City of Milwaukee frontline health workers and fire department begin vaccination process
MILWAUKEE (CBS 58) -- Milwaukee Mayor Tom Barrett says the city’s frontline workers will begin receiving COVID-19 vaccines as soon as Thursday, Jan. 7. On Wednesday, 100 doses of the Pfizer vaccine arrived for the city and 800 more will trickle in beginning Monday, Jan. 11.
The city of Milwaukee became an eligible vaccinator by the state on Dec. 28. The 100 vaccines that arrived will be split, 50 will go to frontline workers within the city’s health department and 50 to the fire department. The workers are all part of the 1A category.
“Those who are closest to the public, as well as laboratory staff who deal with live samples on a regular basis, as well as individuals at our testing sites,” said Marlaina Jackson, interim commissioner at the Milwaukee Health Department.
Mayor Barrett says he wants vaccines to be up and running as soon as possible. The Pfizer vaccines must be used within 120 hours if not kept in a deep freezer.
”In addition to this, we will receive 800 next week and again this is something we’re actually pleased with. They will come in staggered shipments and that will allow us again to work around the freezer issue,” said Mayor Barrett.
Marlaina Jackson says the vaccinations will happen at health department sites for the first 100 doses until a permanent site is ready. The vaccinations come at a time where the state and city is seeing a continual increase in percent positives within the last week. The 7-day average percent positivity as of Tuesday, Jan. 5 in Wisconsin sits at 32-percent according to DHS.
“We anticipated that spike,” said Jackson. “We’re going to continue to watch it closely and make adjustments as that kind of unfolds.”
“If it stays here at this point it’s not terrible, but if it continues to go up then you know we don’t want a repeat of what we saw in November,” said Dr. Nasia Safdar, medical director for infection prevention at UW Health.
Mayor Barrett says 60-percent of the fire department so far has signed up to get vaccinated, but he expects a much higher compliance rate in the near future. The CDC says so far less than 74,000 Wisconsinites have gotten immunized.
“We know that some of that infrastructure has been challenging to achieve, but I think from the standpoint of getting health care workers vaccinated, I think that piece has worked well,” said Dr. Safdar.
Dr. Safdar hopes vaccinations do not stay at this pace.

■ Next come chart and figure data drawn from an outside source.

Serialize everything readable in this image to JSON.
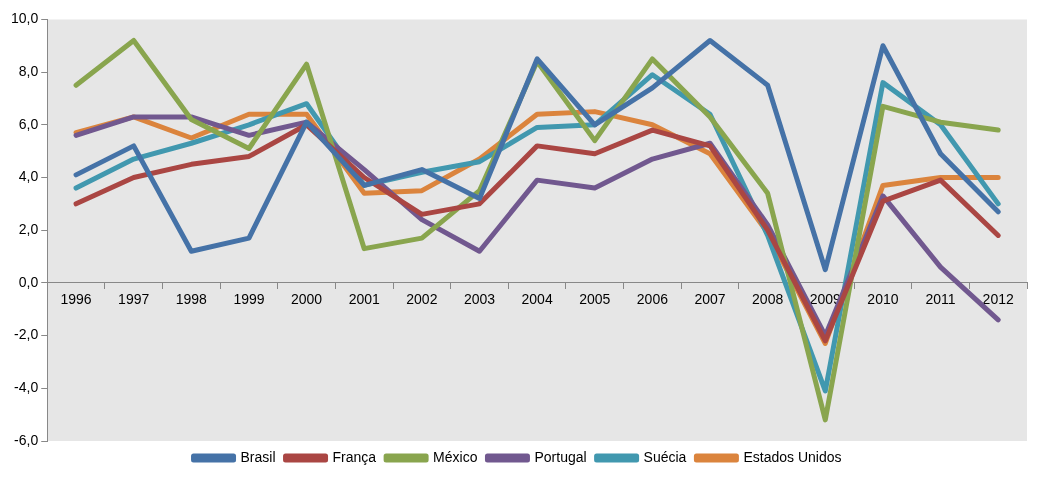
{
  "chart_data": {
    "type": "line",
    "categories": [
      "1996",
      "1997",
      "1998",
      "1999",
      "2000",
      "2001",
      "2002",
      "2003",
      "2004",
      "2005",
      "2006",
      "2007",
      "2008",
      "2009",
      "2010",
      "2011",
      "2012"
    ],
    "series": [
      {
        "name": "Brasil",
        "color": "#4572a7",
        "values": [
          4.1,
          5.2,
          1.2,
          1.7,
          6.1,
          3.7,
          4.3,
          3.2,
          8.5,
          6.0,
          7.4,
          9.2,
          7.5,
          0.5,
          9.0,
          4.9,
          2.7
        ]
      },
      {
        "name": "França",
        "color": "#aa4643",
        "values": [
          3.0,
          4.0,
          4.5,
          4.8,
          6.0,
          4.0,
          2.6,
          3.0,
          5.2,
          4.9,
          5.8,
          5.2,
          2.0,
          -2.2,
          3.1,
          3.9,
          1.8
        ]
      },
      {
        "name": "México",
        "color": "#89a54e",
        "values": [
          7.5,
          9.2,
          6.2,
          5.1,
          8.3,
          1.3,
          1.7,
          3.5,
          8.4,
          5.4,
          8.5,
          6.3,
          3.4,
          -5.2,
          6.7,
          6.1,
          5.8
        ]
      },
      {
        "name": "Portugal",
        "color": "#71588f",
        "values": [
          5.6,
          6.3,
          6.3,
          5.6,
          6.1,
          4.3,
          2.4,
          1.2,
          3.9,
          3.6,
          4.7,
          5.3,
          2.2,
          -2.0,
          3.3,
          0.6,
          -1.4
        ]
      },
      {
        "name": "Suécia",
        "color": "#4198af",
        "values": [
          3.6,
          4.7,
          5.3,
          6.0,
          6.8,
          3.7,
          4.2,
          4.6,
          5.9,
          6.0,
          7.9,
          6.4,
          1.8,
          -4.1,
          7.6,
          6.0,
          3.0
        ]
      },
      {
        "name": "Estados Unidos",
        "color": "#db843d",
        "values": [
          5.7,
          6.3,
          5.5,
          6.4,
          6.4,
          3.4,
          3.5,
          4.7,
          6.4,
          6.5,
          6.0,
          4.9,
          1.9,
          -2.3,
          3.7,
          4.0,
          4.0
        ]
      }
    ],
    "ylim": [
      -6,
      10
    ],
    "yticks": [
      {
        "value": -6,
        "label": "-6,0"
      },
      {
        "value": -4,
        "label": "-4,0"
      },
      {
        "value": -2,
        "label": "-2,0"
      },
      {
        "value": 0,
        "label": "0,0"
      },
      {
        "value": 2,
        "label": "2,0"
      },
      {
        "value": 4,
        "label": "4,0"
      },
      {
        "value": 6,
        "label": "6,0"
      },
      {
        "value": 8,
        "label": "8,0"
      },
      {
        "value": 10,
        "label": "10,0"
      }
    ],
    "grid": false,
    "legend": "bottom",
    "marker": "none",
    "line_style": "solid"
  }
}
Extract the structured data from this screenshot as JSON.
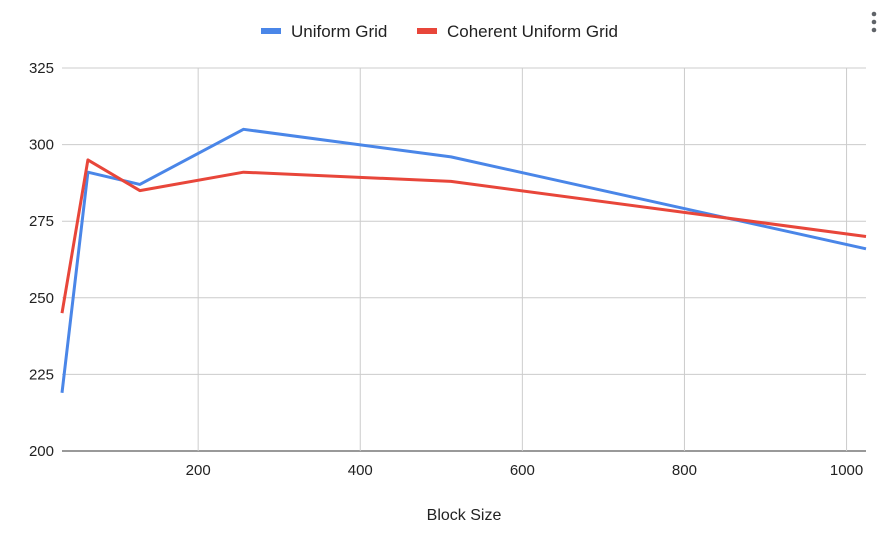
{
  "chart_data": {
    "type": "line",
    "xlabel": "Block Size",
    "ylabel": "",
    "title": "",
    "xlim": [
      32,
      1024
    ],
    "ylim": [
      200,
      325
    ],
    "xticks": [
      200,
      400,
      600,
      800,
      1000
    ],
    "yticks": [
      200,
      225,
      250,
      275,
      300,
      325
    ],
    "grid": true,
    "legend_position": "top",
    "series": [
      {
        "name": "Uniform Grid",
        "color": "#4a86e8",
        "x": [
          32,
          64,
          128,
          256,
          512,
          1024
        ],
        "values": [
          219,
          291,
          287,
          305,
          296,
          266
        ]
      },
      {
        "name": "Coherent Uniform Grid",
        "color": "#e8463a",
        "x": [
          32,
          64,
          128,
          256,
          512,
          1024
        ],
        "values": [
          245,
          295,
          285,
          291,
          288,
          270
        ]
      }
    ]
  },
  "menu": {
    "icon": "more-vert-icon"
  }
}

“I think it largely depends upon the supply and if we get the supply that we expect to get then I think it would be all hands on deck to get as many people vaccinated,” Dr. Safdar added.
“Just the very beginning with 100 now, 800 coming next week—and hopefully that number will multiply and multiply and multiply,” said Mayor Barrett.
Mayor Barrett says he hopes the city will be able to move on to phase 1B of vaccinations by the end of January.
The state is still delegating who is included in the next phase.